In the next stage of his mission to give away large amounts of his vast fortune, the Microsoft founder Bill Gates has given £26.5m to a British medical research centre.

The London School of Hygiene and Tropical Medicine will use the donation from the world's richest man to support international research into malaria.

The donation from the Bill & Melinda Gates Foundation comes just a week after the G8 commitment to reduce the burden of disease associated with malaria by 50 per cent by 2010, and Tony Blair's decision to double British funding for the development of new treatments for diseases including malaria.

The money will also be used to set up new centres of excellence for the treatment and prevention of the disease in Africa.
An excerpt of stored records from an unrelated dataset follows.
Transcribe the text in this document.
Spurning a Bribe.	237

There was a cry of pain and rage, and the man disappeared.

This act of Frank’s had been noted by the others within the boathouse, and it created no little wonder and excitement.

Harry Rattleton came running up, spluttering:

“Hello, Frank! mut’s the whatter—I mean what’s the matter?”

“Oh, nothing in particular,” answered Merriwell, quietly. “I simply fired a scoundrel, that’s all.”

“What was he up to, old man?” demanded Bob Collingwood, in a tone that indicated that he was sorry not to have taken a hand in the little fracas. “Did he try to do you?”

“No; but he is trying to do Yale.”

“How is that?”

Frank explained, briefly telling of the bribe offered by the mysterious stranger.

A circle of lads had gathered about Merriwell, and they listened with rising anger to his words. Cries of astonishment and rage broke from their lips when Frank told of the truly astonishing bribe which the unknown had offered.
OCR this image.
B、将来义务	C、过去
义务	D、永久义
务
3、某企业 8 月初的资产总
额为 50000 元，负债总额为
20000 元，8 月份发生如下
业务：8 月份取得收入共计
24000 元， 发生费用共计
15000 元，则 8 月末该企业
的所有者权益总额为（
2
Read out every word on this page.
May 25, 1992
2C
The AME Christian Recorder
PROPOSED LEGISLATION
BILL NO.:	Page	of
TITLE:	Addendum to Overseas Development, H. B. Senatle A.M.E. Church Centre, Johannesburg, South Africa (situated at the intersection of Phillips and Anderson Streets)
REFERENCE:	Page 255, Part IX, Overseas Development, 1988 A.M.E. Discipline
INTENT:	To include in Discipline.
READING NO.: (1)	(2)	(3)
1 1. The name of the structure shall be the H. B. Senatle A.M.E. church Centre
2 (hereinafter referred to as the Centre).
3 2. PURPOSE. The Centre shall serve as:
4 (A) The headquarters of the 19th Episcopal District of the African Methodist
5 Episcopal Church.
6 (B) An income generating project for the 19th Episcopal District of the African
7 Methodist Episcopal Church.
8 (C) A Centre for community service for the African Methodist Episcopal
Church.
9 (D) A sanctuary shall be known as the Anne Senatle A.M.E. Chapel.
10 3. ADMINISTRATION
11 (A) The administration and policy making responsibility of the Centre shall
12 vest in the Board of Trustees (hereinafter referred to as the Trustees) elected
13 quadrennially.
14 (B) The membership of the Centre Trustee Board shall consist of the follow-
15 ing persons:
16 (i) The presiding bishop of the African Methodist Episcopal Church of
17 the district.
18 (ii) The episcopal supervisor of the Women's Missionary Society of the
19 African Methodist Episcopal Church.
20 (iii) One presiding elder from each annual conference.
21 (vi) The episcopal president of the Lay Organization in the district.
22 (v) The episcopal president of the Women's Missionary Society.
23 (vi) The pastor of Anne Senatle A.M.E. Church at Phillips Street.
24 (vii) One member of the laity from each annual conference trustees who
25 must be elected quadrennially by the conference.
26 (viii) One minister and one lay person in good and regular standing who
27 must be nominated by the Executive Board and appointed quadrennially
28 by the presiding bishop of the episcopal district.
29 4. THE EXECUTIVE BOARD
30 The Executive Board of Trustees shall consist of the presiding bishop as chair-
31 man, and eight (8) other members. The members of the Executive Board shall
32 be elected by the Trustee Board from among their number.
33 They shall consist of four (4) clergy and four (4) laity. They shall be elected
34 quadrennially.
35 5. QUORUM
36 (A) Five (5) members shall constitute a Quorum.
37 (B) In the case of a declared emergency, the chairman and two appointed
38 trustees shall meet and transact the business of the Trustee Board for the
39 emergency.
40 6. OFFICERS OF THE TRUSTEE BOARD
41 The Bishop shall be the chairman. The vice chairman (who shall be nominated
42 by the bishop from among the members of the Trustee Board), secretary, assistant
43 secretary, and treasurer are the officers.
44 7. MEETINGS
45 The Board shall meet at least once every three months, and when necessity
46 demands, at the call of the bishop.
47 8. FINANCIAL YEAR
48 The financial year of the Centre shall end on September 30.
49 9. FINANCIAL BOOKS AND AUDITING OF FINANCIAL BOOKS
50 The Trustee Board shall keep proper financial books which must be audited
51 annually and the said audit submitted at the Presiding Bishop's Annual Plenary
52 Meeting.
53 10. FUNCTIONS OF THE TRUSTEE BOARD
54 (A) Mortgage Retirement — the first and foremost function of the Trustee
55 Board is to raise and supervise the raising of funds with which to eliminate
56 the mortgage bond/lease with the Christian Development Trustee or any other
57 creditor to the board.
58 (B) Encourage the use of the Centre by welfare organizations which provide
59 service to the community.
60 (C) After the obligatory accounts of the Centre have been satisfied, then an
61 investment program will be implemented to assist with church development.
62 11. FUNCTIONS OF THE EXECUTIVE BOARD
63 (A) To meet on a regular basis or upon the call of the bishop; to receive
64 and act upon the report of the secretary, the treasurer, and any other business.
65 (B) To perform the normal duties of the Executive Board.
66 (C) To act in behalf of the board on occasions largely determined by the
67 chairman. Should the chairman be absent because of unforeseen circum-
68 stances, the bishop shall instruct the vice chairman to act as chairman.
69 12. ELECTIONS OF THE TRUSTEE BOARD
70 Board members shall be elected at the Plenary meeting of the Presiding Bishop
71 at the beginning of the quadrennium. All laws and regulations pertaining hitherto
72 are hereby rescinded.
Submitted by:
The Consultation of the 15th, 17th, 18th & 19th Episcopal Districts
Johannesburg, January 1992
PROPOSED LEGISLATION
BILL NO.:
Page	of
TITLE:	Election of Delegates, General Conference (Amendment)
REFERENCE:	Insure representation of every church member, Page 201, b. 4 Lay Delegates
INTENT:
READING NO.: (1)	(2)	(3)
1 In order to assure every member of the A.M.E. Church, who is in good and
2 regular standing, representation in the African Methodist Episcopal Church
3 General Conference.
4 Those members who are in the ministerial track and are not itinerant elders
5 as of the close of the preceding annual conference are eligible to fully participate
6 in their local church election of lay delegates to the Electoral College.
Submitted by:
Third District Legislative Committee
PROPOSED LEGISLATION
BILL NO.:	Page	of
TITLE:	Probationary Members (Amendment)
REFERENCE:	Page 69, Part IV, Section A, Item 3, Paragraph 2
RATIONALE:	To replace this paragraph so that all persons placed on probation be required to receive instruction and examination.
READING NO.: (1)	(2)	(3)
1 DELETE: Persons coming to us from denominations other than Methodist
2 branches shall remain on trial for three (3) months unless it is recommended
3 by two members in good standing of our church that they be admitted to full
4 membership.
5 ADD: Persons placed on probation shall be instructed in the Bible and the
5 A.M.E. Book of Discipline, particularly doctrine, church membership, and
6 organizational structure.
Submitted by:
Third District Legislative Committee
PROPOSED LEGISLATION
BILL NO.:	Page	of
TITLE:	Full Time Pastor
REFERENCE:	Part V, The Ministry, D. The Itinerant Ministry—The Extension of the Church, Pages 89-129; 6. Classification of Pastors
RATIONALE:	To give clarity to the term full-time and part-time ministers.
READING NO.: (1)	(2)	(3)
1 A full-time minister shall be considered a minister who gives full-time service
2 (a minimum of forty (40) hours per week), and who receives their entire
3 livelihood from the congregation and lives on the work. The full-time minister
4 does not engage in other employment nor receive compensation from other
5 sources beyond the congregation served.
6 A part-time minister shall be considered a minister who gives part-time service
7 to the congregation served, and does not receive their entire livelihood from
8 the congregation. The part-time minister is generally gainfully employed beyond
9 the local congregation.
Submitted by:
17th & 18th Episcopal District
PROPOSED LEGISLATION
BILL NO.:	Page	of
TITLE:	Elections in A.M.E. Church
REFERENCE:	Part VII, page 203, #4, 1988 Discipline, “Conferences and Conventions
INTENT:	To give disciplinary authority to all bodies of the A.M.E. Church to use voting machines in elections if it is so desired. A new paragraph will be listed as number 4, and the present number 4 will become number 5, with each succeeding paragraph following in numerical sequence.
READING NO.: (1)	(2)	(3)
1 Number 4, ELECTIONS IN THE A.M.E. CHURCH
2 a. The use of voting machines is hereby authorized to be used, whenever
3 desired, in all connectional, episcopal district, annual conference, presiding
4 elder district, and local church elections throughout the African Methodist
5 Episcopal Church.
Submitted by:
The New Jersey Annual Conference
There are 500 million cases of malaria every year around the world and some 3,000 children die from it every day in Africa.

The London School has an international reputation for research into the disease and a spokesman said the donation would support new coordinated programmes in Liverpool, Copenhagen, The Gambia, Ghana and Tanzania.

The School is currently involved in 70 malaria-related projects in 24 countries worldwide. More than 50 staff and 27 PhD students work on malaria and their interests range from basic laboratory research through to field evaluation of new interventions and their subsequent implementation into health systems.

Eleanor Riley, Professor of Infectious Disease Immunology, said: "More research on the mechanisms by which resistance develops and spreads will allow us to extend the useful lifespan of the existing drugs but there is an urgent need also to develop and test new drugs, insecticides and vaccines."